A philosopher once wrote to Frans de Waal, explaining the flaw in the primatologist’s findings on what he calls “the emotional side of animal behavior.”
It was impossible that monkeys have a sense of fairness, the philosopher said, “because the sense of fairness was discovered during the French Revolution.”
On Monday, in a lively campus appearance hosted by UC Berkeley’s Greater Good Science Center, de Waal offered compelling evidence that capuchin monkeys — namesakes, though presumably not co-religionists, of an order of Catholic friars — not only recognize inequity, but are quick to challenge it.
Before a packed house at Sibley Auditorium, de Waal played a video of an experiment he’d done with pairs of capuchin monkeys, housed side by side in glass cages. In return for handing a pebble to a researcher, one monkey receives a bland piece of cucumber, which she’s happy to get — until she sees that her partner’s reward for the very same task is a tasty grape.
She gives it another try, but instead of a grape gets cucumber again. This time she hurls the cuke back at the researcher, rattles her cage, pounds the floor in angry protest. It’s a tantrum similar, in fact — as another video showed — to that of a human toddler who sees her older brother get a cookie, only to get half herself.
During de Waal’s experiments, he said, monkeys rewarded equitably rejected the cucumber just 5 percent of the time. If their partners received a grape, however, they refused their lower pay at a rate of 50 percent. And when partners were given a grape “for free,” without even having to pick up a pebble, rejections soared.
Such behavior, said the Dutch-born de Waal, now at Emory University, is further evidence that humans are not the only species to boast a moral code, and that morality is separate from God and religion. Instead, it’s related to what he calls the “prosocial tendencies” of primates and other animals, a self-awareness — and awareness of others — that gives rise to emotional responses like reconciliation, empathy and consolation.

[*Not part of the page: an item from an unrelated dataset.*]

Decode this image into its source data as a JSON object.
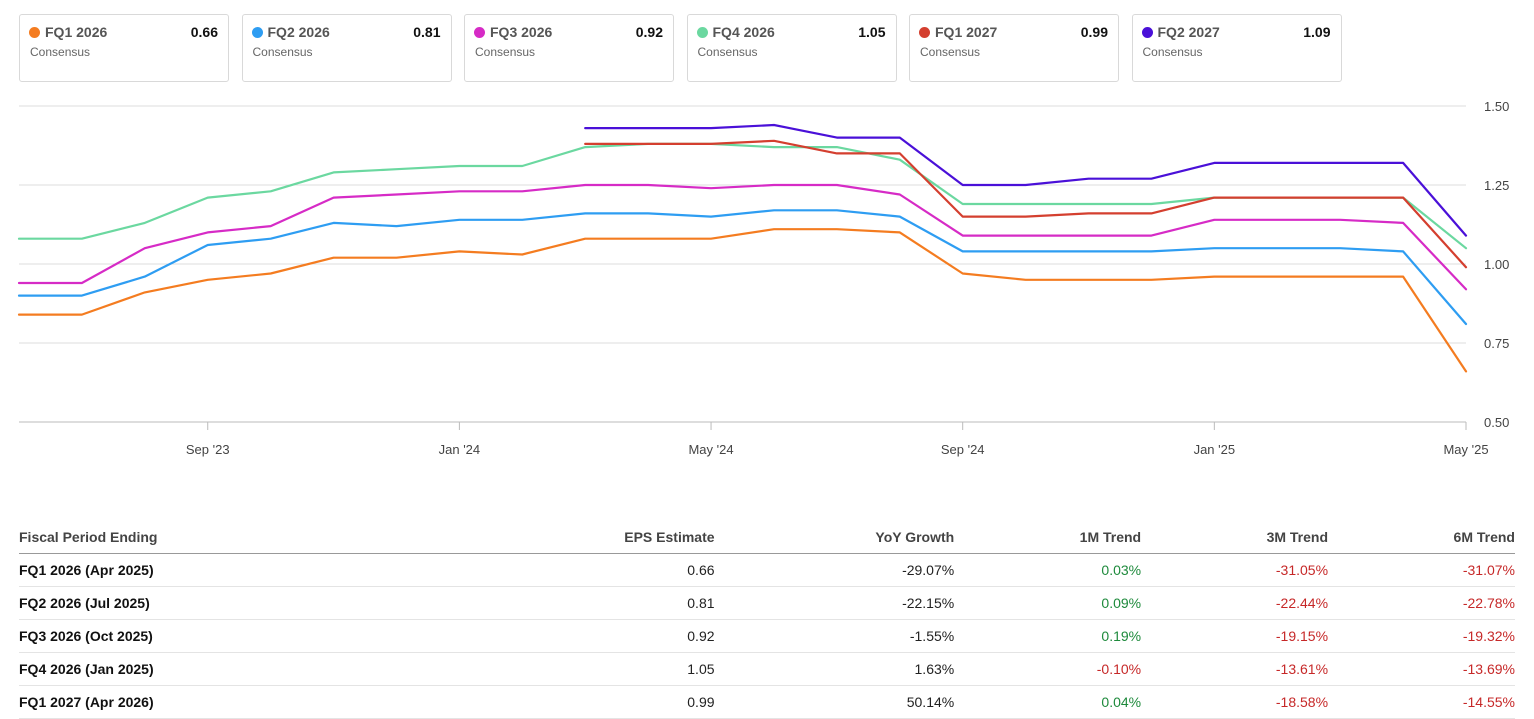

“I’ve seen chimps kill each other,” said de Waal, “so I’m very fully aware of their competitive side.” After studying aggression in chimps as a student in the Netherlands, though, “It struck me that after fights they would come together, they kissed and embraced each other, and that was actually more interesting than the aggression itself.”
And chimps aren’t the only nonhuman animals with a bent for reconciliation. “There’s only one mammal that has been tested where it has not been found, and that’s a mammal many of you have at home,” de Waal said. “It’s a domestic cat.
“I’m a big cat lover,” he added, “and I’m still waiting for the magical moment.”